She closed her eyes.

‘Do you?’ he persisted. ‘So often seen your face go smooth and expressionless at things I’ve said.’

‘I don’t understand men like you.’

‘What sort of man am I then?’

She had an impulse to flatter him, though it was strange for her to flatter any man. ‘Although I’m older than you, you make me feel inexperienced and immature.’

‘It wasn’t that,’ he said. ‘You were just plainly looking down your nose at me, ma’am.’

‘Don’t call me “ma’am”,’ she whispered.

‘What then?’

For a moment she didn’t answer and then murmured, ‘I don’t know.’

‘Mustn’t call you “Muriel”. Not respectful in one so young, so junior. Mrs Evans, then?’

He slid his hand down her throat and under her armpit. She began to tremble, and at this he leant forward and kissed her.

‘I might call you “darling”,’ he suggested. ‘I wonder how that would sound.’

‘This is absurd,’ she said shakily. ‘We must go back.’

‘Back to the marquee, or back to where we were before tonight?’

‘Both.’

‘Just as you say, my dear.’ He moved away from her, but she did not move. He let the humiliation of this sink into her for a moment, then took her hands. Her fingers twisted restlessly in his, but fastening and not freeing themselves. ‘Nothing so avid as a married woman,’ he thought complacently and began to kiss her and embrace her in ways of the most extravagant vulgarity such as she had not encountered outside literature.

In the Hand and Flowers, political discussion, though not really raging, was of enough strength to redden cheeks.

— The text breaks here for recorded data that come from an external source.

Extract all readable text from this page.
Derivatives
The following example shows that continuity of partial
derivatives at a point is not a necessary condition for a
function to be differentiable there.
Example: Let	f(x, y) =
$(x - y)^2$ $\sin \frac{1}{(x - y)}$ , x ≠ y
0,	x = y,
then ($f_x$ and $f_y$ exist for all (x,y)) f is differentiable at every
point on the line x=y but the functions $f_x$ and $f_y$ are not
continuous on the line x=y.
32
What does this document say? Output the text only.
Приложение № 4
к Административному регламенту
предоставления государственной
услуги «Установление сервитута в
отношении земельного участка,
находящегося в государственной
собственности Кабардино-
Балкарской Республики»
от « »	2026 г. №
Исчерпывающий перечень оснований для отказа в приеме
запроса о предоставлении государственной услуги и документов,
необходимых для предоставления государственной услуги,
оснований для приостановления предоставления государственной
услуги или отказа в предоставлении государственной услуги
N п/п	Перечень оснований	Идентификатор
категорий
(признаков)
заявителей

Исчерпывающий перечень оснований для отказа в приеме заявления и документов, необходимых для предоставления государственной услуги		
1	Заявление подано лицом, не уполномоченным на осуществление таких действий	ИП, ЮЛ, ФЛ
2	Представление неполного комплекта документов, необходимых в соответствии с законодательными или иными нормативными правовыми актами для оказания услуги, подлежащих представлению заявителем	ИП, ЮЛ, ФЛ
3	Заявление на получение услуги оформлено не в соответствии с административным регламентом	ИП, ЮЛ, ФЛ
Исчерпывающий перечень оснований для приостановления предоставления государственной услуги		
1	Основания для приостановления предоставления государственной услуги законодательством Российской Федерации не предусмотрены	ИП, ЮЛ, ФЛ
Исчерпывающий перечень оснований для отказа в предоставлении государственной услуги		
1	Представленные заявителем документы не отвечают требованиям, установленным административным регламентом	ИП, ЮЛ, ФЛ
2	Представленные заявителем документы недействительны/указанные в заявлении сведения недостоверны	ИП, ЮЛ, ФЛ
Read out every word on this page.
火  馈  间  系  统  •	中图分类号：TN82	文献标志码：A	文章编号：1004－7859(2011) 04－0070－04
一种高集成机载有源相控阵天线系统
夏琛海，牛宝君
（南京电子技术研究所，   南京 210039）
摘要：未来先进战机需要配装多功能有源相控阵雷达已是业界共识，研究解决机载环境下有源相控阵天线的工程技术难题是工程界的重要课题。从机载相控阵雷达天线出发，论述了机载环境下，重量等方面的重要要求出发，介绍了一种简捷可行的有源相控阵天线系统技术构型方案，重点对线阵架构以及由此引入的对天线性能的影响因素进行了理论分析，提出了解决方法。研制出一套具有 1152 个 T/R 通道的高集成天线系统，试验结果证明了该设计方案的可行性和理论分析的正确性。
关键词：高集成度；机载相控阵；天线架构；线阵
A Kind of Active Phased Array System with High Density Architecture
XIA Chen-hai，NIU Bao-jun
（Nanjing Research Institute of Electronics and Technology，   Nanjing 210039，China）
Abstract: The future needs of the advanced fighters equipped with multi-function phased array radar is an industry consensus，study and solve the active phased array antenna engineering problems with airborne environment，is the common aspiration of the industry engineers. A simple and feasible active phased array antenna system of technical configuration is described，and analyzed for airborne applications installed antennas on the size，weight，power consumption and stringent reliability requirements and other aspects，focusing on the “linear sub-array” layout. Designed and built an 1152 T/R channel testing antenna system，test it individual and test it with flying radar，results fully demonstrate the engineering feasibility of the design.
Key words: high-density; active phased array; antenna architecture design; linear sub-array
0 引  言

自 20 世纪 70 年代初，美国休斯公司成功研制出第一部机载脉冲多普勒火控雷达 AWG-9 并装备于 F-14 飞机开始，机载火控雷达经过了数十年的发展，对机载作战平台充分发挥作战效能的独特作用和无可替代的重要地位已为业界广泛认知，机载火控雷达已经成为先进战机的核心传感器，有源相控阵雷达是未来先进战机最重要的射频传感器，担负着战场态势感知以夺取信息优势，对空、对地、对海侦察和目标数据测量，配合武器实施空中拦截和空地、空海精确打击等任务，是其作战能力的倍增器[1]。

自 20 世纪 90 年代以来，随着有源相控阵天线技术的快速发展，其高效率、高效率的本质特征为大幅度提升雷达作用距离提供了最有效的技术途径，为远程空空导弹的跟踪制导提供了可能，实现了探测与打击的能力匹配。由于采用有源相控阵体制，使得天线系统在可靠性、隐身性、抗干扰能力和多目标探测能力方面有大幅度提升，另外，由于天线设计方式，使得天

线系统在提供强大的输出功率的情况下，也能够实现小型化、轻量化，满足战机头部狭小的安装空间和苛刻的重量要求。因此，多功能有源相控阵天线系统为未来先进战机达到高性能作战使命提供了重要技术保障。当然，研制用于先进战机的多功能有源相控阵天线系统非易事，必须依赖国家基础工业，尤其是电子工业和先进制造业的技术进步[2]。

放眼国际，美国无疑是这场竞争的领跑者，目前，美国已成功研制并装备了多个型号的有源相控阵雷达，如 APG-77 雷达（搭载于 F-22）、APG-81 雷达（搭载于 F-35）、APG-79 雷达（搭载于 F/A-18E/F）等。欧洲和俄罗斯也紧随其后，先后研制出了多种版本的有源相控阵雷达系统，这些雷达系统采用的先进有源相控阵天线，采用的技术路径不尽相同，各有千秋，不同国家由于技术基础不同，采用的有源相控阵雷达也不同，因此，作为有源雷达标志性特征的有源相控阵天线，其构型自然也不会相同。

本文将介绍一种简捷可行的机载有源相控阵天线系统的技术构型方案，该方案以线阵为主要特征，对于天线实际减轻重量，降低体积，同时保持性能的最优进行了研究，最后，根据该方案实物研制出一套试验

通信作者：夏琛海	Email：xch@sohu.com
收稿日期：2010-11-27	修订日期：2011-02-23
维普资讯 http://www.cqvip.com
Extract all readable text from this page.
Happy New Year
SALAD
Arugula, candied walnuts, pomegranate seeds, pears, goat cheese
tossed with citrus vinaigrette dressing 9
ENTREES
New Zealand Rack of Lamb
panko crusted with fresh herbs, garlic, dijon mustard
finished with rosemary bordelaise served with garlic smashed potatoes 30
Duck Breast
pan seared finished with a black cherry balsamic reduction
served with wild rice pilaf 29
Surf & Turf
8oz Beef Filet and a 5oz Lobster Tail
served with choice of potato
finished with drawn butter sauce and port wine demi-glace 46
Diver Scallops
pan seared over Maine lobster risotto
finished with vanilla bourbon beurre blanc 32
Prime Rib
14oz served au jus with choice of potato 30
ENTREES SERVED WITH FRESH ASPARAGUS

There were two periods of acrimony during the evening, Mrs Brimmer knew. The first was soon after opening-time, when the regulars came in fresh from the six o’clock news and such disasters as it had announced. Later, some of the contentious went home to their supper: others stayed and played darts. By eight o’clock, a different clientele, more genial, out for the evening, had begun to arrive. Politics, at this stage, were tabu. Towards closing-time, however, geniality might wear thin and argument erupt in one place after another. Mrs Brimmer, leaning on the bar, or going ponderously down into the cellar to bring up the half-slopped pots of beer, was always brief or silent unless describing her indigestion, but towards ten o’clock she would sometimes say abruptly: ‘I’m Labour anyway,’ as in a few minutes she would say ‘Time now, gentlemen.’ Mrs Brimmer held one or two unexpected opinions which were all the same ground inextricably into her personality. Another of her beliefs which she often made clear was that women should not go into public houses. She served them silently and grudgingly and would have horse-whipped every one, she often said. She really did not approve of drinking at all, apart from the gin-and-pep she sometimes took to shift her wind. However, having lived in the pub as a wife, she duly carried on as a widow.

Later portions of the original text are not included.